Answer to Question #2
Question #2
How do we express a given vector \(\mathbf{x}\) in terms of \(\left\{v_{1}, v_{2}, \ldots, v_{n}\right\}\)?
We want to find \(\left\{\alpha_{1}, \alpha_{2}, \ldots, \alpha_{n}\right\} \in \mathbb{C}\) such that
\[\mathbf{x}=\alpha_{1} v_{1}+\alpha_{2} v_{2}+\ldots+\alpha_{n} v_{n} \label{14.4} \]
In order to find this set of variables, we will begin by collecting the vectors \(\left\{v_{1}, v_{2}, \ldots, v_{n}\right\}\) as columns in a \(n \times n\) matrix \(V\).
\[V=\left(\begin{array}{cccc}
\vdots & \vdots & & \vdots \\
v_{1} & v_{2} & \dots & v_{n} \\
\vdots & \vdots & & \vdots
\end{array}\right) \nonumber \]
Now Equation \ref{14.4} becomes
\[\mathbf{x}=\left(\begin{array}{ccccc}
\vdots & & & \vdots \\
v_{1} & v_{2} & \ldots & v_{n} \\
\vdots & \vdots & & \vdots
\end{array}\right)\left(\begin{array}{c}
\alpha_{1} \\
\vdots \\
\alpha_{n}
\end{array}\right) \nonumber \]
or
\[\mathbf{x}=V \mathbf{\alpha} \nonumber \]
which gives us an easy form to solve for our variables in question, \(\mathbf{\alpha}\):
\[\mathbf{\alpha}=V^{-1} \mathbf{x} \nonumber \]
Note that \(V\) is invertible since it has \(n\) linearly independent columns.
Aside
Let us recall our knowledge of functions and their basis and examine the role of \(V\).
\[\mathbf{x}=V \mathbf{\alpha} \nonumber \]
\[\left(\begin{array}{c}
x_{1} \\
\vdots \\
x_{n}
\end{array}\right)=V\left(\begin{array}{c}
\alpha_{1} \\
\vdots \\
\alpha_{n}
\end{array}\right) \nonumber \]
where \(\alpha\) is just \(x\) expressed in a different basis:
\[x=x_{1}\left(\begin{array}{c}
1 \\
0 \\
\vdots \\
0
\end{array}\right)+x_{2}\left(\begin{array}{c}
0 \\
1 \\
\vdots \\
0
\end{array}\right)+\cdots+x_{n}\left(\begin{array}{c}
0 \\
0 \\
\vdots \\
1
\end{array}\right) \nonumber \]
\[x=\alpha_{1}\left(\begin{array}{c}
\vdots \\
v_{1} \\
\vdots
\end{array}\right)+\alpha_{2}\left(\begin{array}{c}
\vdots \\
v_{2} \\
\vdots
\end{array}\right)+\cdots+\alpha_{n}\left(\begin{array}{c}
\vdots \\
v_{n} \\
\vdots
\end{array}\right) \nonumber \]
\(V\) transforms \(x\) from the standard basis to the basis \(\left\{v_{1}, v_{2}, \ldots, v_{n}\right\}\)

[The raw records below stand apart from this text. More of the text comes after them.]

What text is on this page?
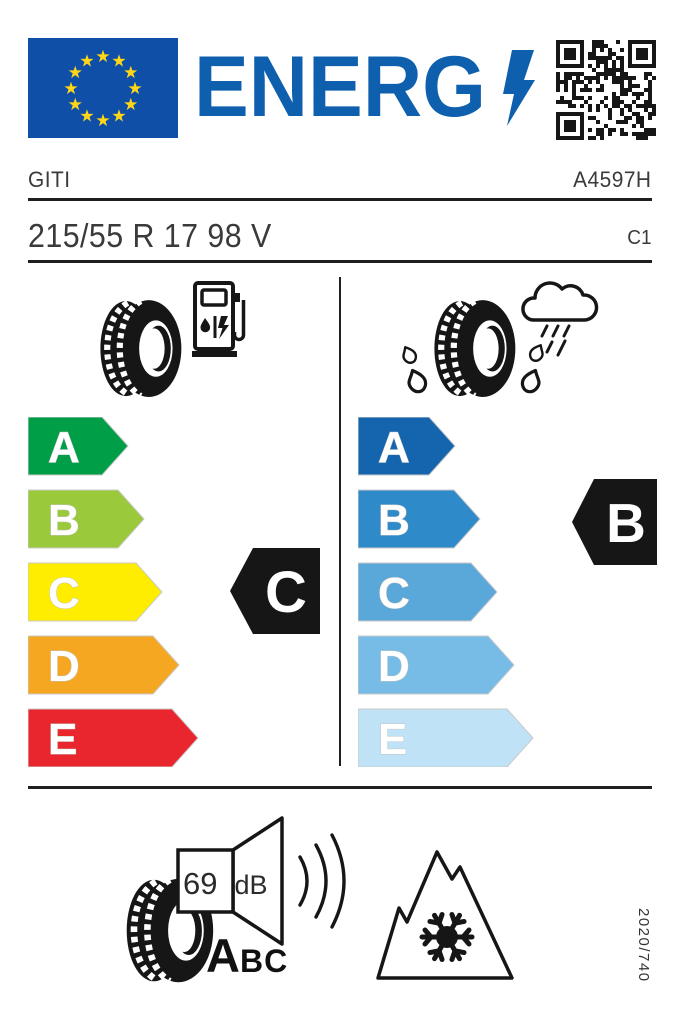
★ ★
★
★
★
★
★
★
★
★
★
★ ENERG
GITI	A4597H
215/55 R 17 98 V	C1
A
B
C
D
E
C
A
B
C
D
E
B
69 dB
A BC	2020/740
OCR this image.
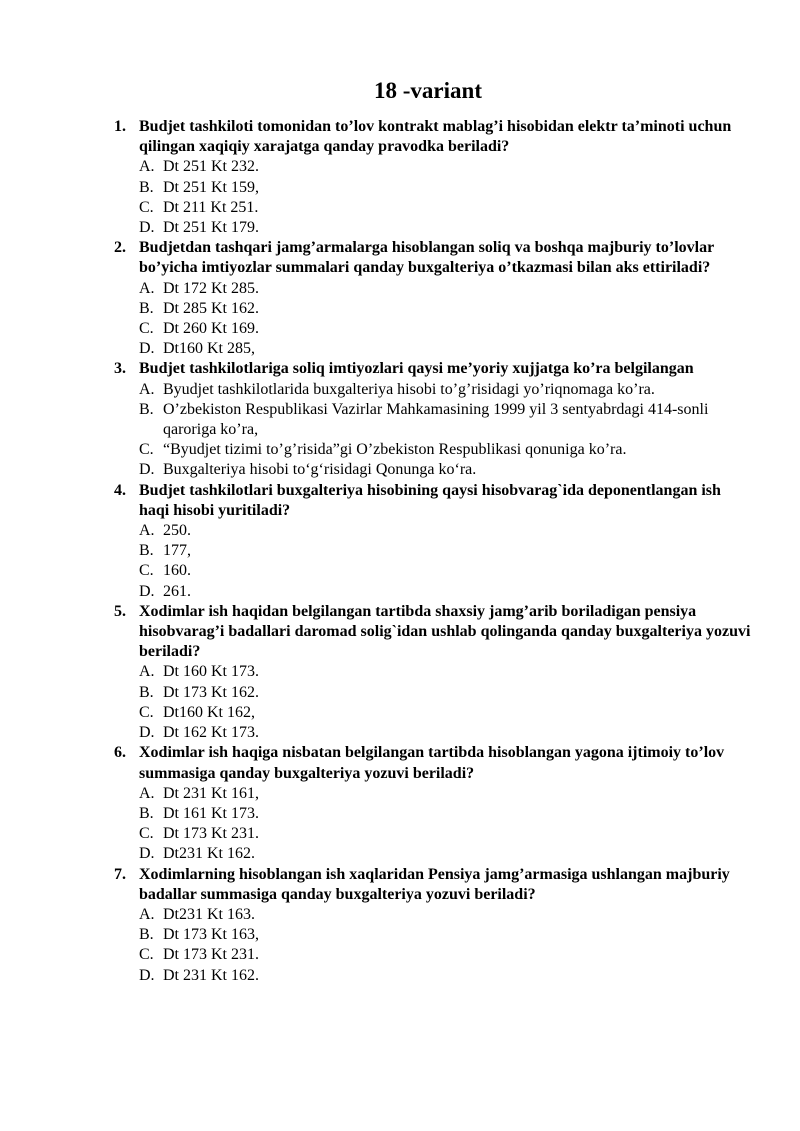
18 -variant
1. Budjet tashkiloti tomonidan to’lov kontrakt mablag’i hisobidan elektr ta’minoti uchun qilingan xaqiqiy xarajatga qanday pravodka beriladi?
A. Dt 251 Kt 232.
B. Dt 251 Kt 159,
C. Dt 211 Kt 251.
D. Dt 251 Kt 179.
2. Budjetdan tashqari jamg’armalarga hisoblangan soliq va boshqa majburiy to’lovlar bo’yicha imtiyozlar summalari qanday buxgalteriya o’tkazmasi bilan aks ettiriladi?
A. Dt 172 Kt 285.
B. Dt 285 Kt 162.
C. Dt 260 Kt 169.
D. Dt160 Kt 285,
3. Budjet tashkilotlariga soliq imtiyozlari qaysi me’yoriy xujjatga ko’ra belgilangan
A. Byudjet tashkilotlarida buxgalteriya hisobi to’g’risidagi yo’riqnomaga ko’ra.
B. O’zbekiston Respublikasi Vazirlar Mahkamasining 1999 yil 3 sentyabrdagi 414-sonli qaroriga ko’ra,
C. “Byudjet tizimi to’g’risida”gi O’zbekiston Respublikasi qonuniga ko’ra.
D. Buxgalteriya hisobi to‘g‘risidagi Qonunga ko‘ra.
4. Budjet tashkilotlari buxgalteriya hisobining qaysi hisobvarag`ida deponentlangan ish haqi hisobi yuritiladi?
A. 250.
B. 177,
C. 160.
D. 261.
5. Xodimlar ish haqidan belgilangan tartibda shaxsiy jamg’arib boriladigan pensiya hisobvarag’i badallari daromad solig`idan ushlab qolinganda qanday buxgalteriya yozuvi beriladi?
A. Dt 160 Kt 173.
B. Dt 173 Kt 162.
C. Dt160 Kt 162,
D. Dt 162 Kt 173.
6. Xodimlar ish haqiga nisbatan belgilangan tartibda hisoblangan yagona ijtimoiy to’lov summasiga qanday buxgalteriya yozuvi beriladi?
A. Dt 231 Kt 161,
B. Dt 161 Kt 173.
C. Dt 173 Kt 231.
D. Dt231 Kt 162.
7. Xodimlarning hisoblangan ish xaqlaridan Pensiya jamg’armasiga ushlangan majburiy badallar summasiga qanday buxgalteriya yozuvi beriladi?
A. Dt231 Kt 163.
B. Dt 173 Kt 163,
C. Dt 173 Kt 231.
D. Dt 231 Kt 162.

Matrix Diagonalization and Output
We can also use the vectors \(\left\{v_{1}, v_{2}, \ldots, v_{n}\right\}\) to represent the output, \(\mathbf{b}\), of a system:
\[\mathbf{b}=A \mathbf{x}=A\left(\alpha_{1} v_{1}+\alpha_{2} v_{2}+\ldots+\alpha_{n} v_{n}\right) \nonumber \]

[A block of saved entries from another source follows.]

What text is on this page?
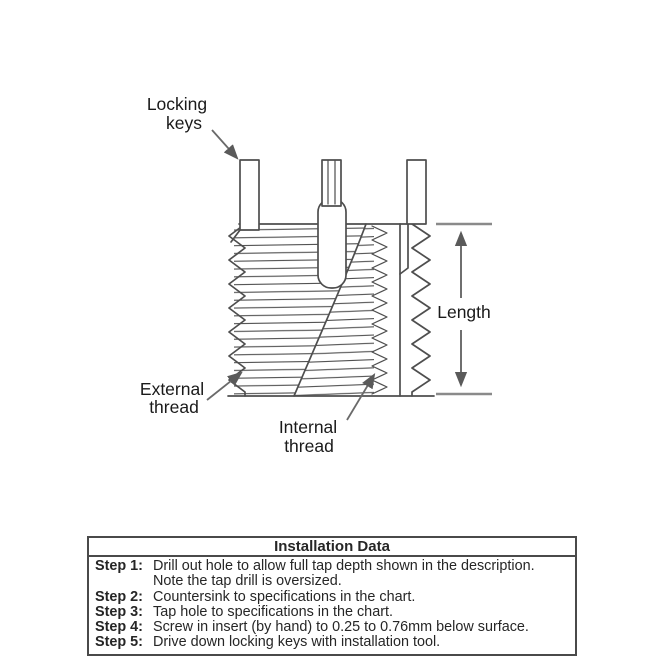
Length
Locking
keys
External
thread
Internal
thread
Installation Data
Step 1: Drill out hole to allow full tap depth shown in the description.
Note the tap drill is oversized.
Step 2: Countersink to specifications in the chart.
Step 3: Tap hole to specifications in the chart.
Step 4: Screw in insert (by hand) to 0.25 to 0.76mm below surface.
Step 5: Drive down locking keys with installation tool.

\[A \mathbf{x}=\alpha_{1} \lambda_{1} v_{1}+\alpha_{2} \lambda_{2} v_{2}+\ldots+\alpha_{n} \lambda_{n} v_{n}=\mathbf{b} \nonumber \]
\[A x=\left(\begin{array}{cccc}
\vdots & \vdots & & \vdots \\
v_{1} & v_{2} & \dots & v_{n} \\
\vdots & \vdots & & \vdots
\end{array}\right)\left(\begin{array}{c}
\lambda_{1} \alpha_{1} \\
\vdots \\
\lambda_{1} \alpha_{n}
\end{array}\right) \nonumber \]
\[A \mathbf{x}=V \Lambda \mathbf{\alpha} \nonumber \]

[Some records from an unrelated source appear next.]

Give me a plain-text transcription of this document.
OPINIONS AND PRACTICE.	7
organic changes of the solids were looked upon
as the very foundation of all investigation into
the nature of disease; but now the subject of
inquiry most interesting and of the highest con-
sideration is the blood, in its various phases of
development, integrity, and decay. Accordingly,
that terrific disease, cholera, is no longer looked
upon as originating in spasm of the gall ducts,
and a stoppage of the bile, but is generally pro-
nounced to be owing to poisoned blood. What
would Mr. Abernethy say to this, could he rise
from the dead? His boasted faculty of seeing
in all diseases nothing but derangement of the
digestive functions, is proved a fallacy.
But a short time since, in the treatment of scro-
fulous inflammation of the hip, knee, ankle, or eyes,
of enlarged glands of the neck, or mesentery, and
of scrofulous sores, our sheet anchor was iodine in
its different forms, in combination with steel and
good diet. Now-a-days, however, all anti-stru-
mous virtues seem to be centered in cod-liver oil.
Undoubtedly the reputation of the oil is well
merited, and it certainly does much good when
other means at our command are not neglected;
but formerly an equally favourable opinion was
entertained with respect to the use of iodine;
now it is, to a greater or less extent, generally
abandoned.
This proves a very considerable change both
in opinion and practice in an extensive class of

\[A \mathbf{x}=V \Lambda V^{-1} \mathbf{x} \nonumber \]
where \(\Lambda\) is the matrix with the eigenvalues down the diagonal:
\[\Lambda=\left(\begin{array}{cccc}
\lambda_{1} & 0 & \dots & 0 \\
0 & \lambda_{2} & \dots & 0 \\
\vdots & \vdots & \ddots & \vdots \\
0 & 0 & \dots & \lambda_{n}
\end{array}\right) \nonumber \]
Finally, we can cancel out the \(\mathbf{x}\) and are left with a final equation for \(A\):
\[A=V \Lambda V^{-1} \nonumber \]
Interpretation
For our interpretation, recall our key formulas:
\[\mathbf{\alpha}=V^{-1} \mathbf{x} \nonumber \]
\[b=\sum_{i} \alpha_{i} \lambda_{i} v_{i} \nonumber \]
We can interpret operating on \(\mathbf{x}\) with \(A\) as:
\[\left(\begin{array}{c}
x_{1} \\
\vdots \\
x_{n}
\end{array}\right) \rightarrow\left(\begin{array}{c}
\alpha_{1} \\
\vdots \\
\alpha_{n}
\end{array}\right) \rightarrow\left(\begin{array}{c}
\lambda_{1} \alpha_{1} \\
\vdots \\
\lambda_{1} \alpha_{n}
\end{array}\right) \rightarrow\left(\begin{array}{c}
b_{1} \\
\vdots \\
b_{n}
\end{array}\right) \nonumber \]
where the three steps (arrows) in the above illustration represent the following three operations:
- Transform \(\mathbf{x}\) using \(V^{-1}\), which yields \(\alpha\)
- Multiplication by \(\Lambda\)
- Inverse transform using \(V\), which gives us \(\mathbf{b}\)
This is the paradigm we will use for LTI systems!